Inside this sealed universe, Mr. Almodóvar's tactics feel needlessly basic. The entirety of economy class is drugged and comatose, while the not especially fine or upstanding folk in the posher seats are consumed with their own problems. One of their number is a disgraced banker on the run; another is a hit man with a taste for history. Yet another is beating a hasty retreat from at least two women, both seen in the film's most retrained, ground-based and so doubly incongruous section, which involves a cameo from Paz Vega and feels much like decompression.
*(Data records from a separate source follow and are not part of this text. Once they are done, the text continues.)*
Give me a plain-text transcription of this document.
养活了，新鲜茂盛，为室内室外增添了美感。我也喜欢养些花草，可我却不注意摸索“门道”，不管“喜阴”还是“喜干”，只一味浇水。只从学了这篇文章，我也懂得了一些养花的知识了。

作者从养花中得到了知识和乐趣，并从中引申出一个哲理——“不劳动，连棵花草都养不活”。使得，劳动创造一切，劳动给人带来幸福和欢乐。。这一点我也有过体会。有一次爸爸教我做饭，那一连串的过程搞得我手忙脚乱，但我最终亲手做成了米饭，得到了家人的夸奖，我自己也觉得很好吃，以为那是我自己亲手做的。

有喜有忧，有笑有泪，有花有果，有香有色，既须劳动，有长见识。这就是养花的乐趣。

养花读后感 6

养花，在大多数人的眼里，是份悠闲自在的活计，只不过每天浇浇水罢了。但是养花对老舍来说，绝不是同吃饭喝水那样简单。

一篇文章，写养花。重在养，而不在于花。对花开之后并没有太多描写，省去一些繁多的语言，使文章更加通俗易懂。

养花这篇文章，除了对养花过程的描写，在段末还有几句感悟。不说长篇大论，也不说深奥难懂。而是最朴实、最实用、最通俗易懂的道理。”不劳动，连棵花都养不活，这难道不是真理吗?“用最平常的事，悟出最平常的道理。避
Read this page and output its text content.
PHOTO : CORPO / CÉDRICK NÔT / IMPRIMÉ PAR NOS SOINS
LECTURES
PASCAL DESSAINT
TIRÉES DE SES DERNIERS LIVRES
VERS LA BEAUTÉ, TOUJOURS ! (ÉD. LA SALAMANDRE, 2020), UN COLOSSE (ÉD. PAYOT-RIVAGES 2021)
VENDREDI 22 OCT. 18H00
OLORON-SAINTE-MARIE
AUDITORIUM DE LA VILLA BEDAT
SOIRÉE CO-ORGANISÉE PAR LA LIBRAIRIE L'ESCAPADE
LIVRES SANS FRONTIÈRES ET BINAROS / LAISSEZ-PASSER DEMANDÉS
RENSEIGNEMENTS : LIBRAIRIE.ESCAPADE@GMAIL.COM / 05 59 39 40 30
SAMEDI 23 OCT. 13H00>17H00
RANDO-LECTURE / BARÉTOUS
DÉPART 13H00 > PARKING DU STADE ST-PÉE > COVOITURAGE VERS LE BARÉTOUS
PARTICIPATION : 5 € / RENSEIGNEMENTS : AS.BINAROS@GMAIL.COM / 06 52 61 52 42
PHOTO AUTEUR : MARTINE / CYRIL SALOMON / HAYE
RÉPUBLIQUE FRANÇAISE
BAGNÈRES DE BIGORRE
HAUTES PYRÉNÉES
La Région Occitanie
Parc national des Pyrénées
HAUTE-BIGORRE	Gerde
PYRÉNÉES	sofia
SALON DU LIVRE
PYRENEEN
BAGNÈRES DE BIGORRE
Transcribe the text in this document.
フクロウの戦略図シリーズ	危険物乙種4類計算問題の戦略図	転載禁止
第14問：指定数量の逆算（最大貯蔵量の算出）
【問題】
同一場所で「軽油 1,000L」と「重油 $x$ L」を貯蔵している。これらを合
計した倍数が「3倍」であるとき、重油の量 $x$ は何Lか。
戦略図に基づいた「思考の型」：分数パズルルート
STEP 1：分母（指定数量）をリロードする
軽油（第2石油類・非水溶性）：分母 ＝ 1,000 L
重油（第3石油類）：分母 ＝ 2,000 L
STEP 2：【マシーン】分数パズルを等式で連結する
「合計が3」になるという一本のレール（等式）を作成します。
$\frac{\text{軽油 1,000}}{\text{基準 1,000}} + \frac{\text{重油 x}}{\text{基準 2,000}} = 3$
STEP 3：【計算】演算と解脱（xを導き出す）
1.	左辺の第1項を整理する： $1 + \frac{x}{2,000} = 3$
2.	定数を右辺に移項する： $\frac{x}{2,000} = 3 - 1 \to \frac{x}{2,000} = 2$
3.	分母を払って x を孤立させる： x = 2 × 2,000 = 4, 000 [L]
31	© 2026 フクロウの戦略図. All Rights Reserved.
Above all there's a marauding chorus of three spectacularly camp flight attendants, serving mescaline-laced drinks between bouts of smutty confession and at one point launching into a lip-synched dance routine to the Pointer Sisters song because, well, why not? One of their number is Carlos Areces, prancing around the cabin with comb-over trailing behind him in the breeze and providing the film's only genuine physical comedy. (Antonio de la Torre is flying the plane, but fans of "The Last Circus" will be disappointed that the pair don't attack each other.)
Ninety minutes of all this crawls by, since Mr. Almodóvar's fun with this lot as fizzy caricatures hasn't stretched to making many of them particularly easy to like. Plus it's a fundamentally thin parable, built from site-specific bits of business that can only land as more vague and diffuse blows away from home, once decoded. The director's blazing color schemes seem suitably intense when confined within the narrow walls of an aircraft cabin, especially when so much of the available volume is occupied by Mr. Areces; and the choreography of sensual bodies in motion is still sometimes bracing. But for once the big thematic frustrations don't fit into the small-scale apparatus chosen for the job, turning too much of the film into a rude doodle on the idea that airplanes are phallic; ground which "Airplane!" more than covered.
I’M SO EXCITED!
Opens on May 3 in Britain and on June 28 in New York and Los Angeles.
Written and directed by Pedro Almodóvar; director of photography, José Luis Alcaine; music by Alberto Iglesias; choreography by Blanca Li; art director, Antxon Gómez; costumes by Tatiana Hernández; produced by Agustín Almodóvar and Esther Garcia; released by Pathé (Britain) and Sony Pictures Classics (United States). In Spanish, with English subtitles. Running time: 1 hour 35 minutes. This film is rated 15 by B.B.F.C. and R by M.P.A.A.
WITH: Antonio de la Torre (Alex Acero), Hugo Silva (Benito Morón), Miguel Ángel Silvestre (the Groom), Laya Martí (the Bride), Javier Cámara (Joserra), Carlos Areces (Fajas), Raúl Arévalo (Ulloa), José María Yazpik (Infante), Guillermo Toledo (Ricardo Galán), José Luis Torrijo (Mr. Más), Lola Dueñas (Bruna), Cecilia Roth (Norma) and Blanca Suárez (Ruth).